I hear your pain, Karl, but despite my absolute belief in Murphy, I have only once experienced anything more than the mildest of delays in all my years of often-frequent flying.

That exception was in Blenheim in 1981 when after a day over there on assignment for work, my Fokker Friendship flight back to Wellington was cancelled because of allegedly severe weather in Wellington. I was given the choice of going to Palmerston North on that plane (which had arrived in Blenheim) or taking a Cook Strait ferry from Picton. I chose the latter, happily, as I do not get seasick no matter how rough the swells.

For years now, only fog closes Wellington Airport, which seems to stay open with planes flying whatever the storms, while the Cook Strait ferries seem to be cancelled if there's anything rougher than heavy rain and mild swells. I know this because I lived at Moa Point for many years till last year and observed the runway and Cook Strait daily. I watched many a spectacular landing and go-around in big storms that caused ferry cancellations, and experienced a few too!

The media always tell us of plane delays, crashes and so on, but never about everything going well. You probably don't know that last year, not one person died in a commercial jet airliner crash anywhere in the world, despite five billion passenger journeys being made in millions of flights. That is how safe air travel has become. The shocking crash of a brand-new latest-model 737 in Indonesia in October has been all over the news since, and for good reason, because it appears to have been caused by the failure of an anti-stall safety feature Boeing installed in this model but did not tell pilots about. But such disasters are nowadays the rare exception.

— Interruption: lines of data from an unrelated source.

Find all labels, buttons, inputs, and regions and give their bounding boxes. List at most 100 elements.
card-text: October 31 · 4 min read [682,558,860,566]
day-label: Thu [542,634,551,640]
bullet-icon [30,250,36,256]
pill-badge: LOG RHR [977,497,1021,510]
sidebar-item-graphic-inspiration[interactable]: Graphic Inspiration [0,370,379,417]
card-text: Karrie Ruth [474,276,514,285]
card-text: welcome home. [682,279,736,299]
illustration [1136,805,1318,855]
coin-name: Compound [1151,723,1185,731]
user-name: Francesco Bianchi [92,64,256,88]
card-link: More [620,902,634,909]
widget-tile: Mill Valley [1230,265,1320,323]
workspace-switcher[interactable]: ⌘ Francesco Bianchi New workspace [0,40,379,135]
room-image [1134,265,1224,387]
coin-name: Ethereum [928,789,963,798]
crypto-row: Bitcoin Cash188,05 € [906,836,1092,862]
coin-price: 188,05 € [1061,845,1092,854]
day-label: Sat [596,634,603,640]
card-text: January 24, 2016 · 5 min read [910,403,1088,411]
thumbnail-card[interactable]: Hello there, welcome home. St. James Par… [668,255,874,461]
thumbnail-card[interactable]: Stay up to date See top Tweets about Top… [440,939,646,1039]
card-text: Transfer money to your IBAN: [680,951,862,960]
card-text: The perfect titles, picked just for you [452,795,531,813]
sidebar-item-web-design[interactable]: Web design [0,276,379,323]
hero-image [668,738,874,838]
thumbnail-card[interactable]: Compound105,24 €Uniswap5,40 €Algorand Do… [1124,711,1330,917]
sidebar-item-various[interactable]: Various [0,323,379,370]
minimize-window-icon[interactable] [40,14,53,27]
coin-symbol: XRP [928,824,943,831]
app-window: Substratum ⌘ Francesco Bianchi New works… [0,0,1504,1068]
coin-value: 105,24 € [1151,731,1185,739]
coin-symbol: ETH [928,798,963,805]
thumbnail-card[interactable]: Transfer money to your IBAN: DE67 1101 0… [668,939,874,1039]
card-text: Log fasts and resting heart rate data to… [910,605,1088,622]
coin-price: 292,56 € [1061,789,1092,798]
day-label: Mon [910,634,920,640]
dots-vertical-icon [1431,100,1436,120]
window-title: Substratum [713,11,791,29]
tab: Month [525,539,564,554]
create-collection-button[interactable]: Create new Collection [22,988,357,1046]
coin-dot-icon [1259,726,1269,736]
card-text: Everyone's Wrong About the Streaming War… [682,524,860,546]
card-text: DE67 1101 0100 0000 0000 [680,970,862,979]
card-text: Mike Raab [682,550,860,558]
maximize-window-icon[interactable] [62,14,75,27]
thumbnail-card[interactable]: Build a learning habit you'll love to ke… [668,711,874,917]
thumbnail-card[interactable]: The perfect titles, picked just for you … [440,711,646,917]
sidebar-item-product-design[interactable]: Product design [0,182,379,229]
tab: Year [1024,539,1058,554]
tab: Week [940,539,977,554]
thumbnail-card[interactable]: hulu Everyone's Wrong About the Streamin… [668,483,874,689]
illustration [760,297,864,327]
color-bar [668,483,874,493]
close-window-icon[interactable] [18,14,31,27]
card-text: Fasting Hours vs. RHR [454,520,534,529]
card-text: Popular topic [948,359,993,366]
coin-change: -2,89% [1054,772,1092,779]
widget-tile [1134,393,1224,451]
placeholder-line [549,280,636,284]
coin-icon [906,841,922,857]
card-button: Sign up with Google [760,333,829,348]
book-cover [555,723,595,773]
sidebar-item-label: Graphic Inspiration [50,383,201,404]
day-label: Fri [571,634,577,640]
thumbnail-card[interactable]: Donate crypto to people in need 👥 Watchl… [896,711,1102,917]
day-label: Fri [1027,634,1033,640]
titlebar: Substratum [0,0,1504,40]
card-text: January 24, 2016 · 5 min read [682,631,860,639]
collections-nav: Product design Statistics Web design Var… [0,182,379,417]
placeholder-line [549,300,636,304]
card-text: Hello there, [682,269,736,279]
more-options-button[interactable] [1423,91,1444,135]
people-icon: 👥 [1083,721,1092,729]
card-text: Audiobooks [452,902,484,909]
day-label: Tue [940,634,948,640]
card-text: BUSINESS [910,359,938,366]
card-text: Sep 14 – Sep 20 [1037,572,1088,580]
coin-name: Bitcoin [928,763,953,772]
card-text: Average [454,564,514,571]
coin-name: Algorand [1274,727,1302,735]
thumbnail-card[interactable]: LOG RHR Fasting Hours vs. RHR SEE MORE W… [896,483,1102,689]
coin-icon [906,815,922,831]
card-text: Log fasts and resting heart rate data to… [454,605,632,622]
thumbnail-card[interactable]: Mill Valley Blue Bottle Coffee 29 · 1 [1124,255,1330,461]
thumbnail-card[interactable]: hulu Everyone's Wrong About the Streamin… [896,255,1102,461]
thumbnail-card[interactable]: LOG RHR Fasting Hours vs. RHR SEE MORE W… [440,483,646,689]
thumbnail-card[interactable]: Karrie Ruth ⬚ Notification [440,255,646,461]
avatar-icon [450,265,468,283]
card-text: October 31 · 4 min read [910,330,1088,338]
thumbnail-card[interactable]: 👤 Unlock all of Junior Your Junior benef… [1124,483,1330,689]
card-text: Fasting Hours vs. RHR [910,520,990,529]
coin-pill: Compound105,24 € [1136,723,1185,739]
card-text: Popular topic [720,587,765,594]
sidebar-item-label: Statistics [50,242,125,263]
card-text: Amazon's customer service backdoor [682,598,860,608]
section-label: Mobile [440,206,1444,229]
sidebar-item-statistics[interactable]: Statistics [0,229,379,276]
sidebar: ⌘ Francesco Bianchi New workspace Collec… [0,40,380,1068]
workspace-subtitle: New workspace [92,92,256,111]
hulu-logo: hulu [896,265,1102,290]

It's similar with the weather. For example, after hurricanes Katrina and Wilma in 2005, not one North Atlantic hurricane made landfall in the US for 11 years (yes, ELEVEN years), until Hurricane Hermine of 2016, and not one major hurricane made landfall until Hurricane Harvey hit Texas last year. Of course, the media trumpeted that these hurricanes were caused by Climate Change, but never asked if Climate Change caused the 12 years without a major hurricane.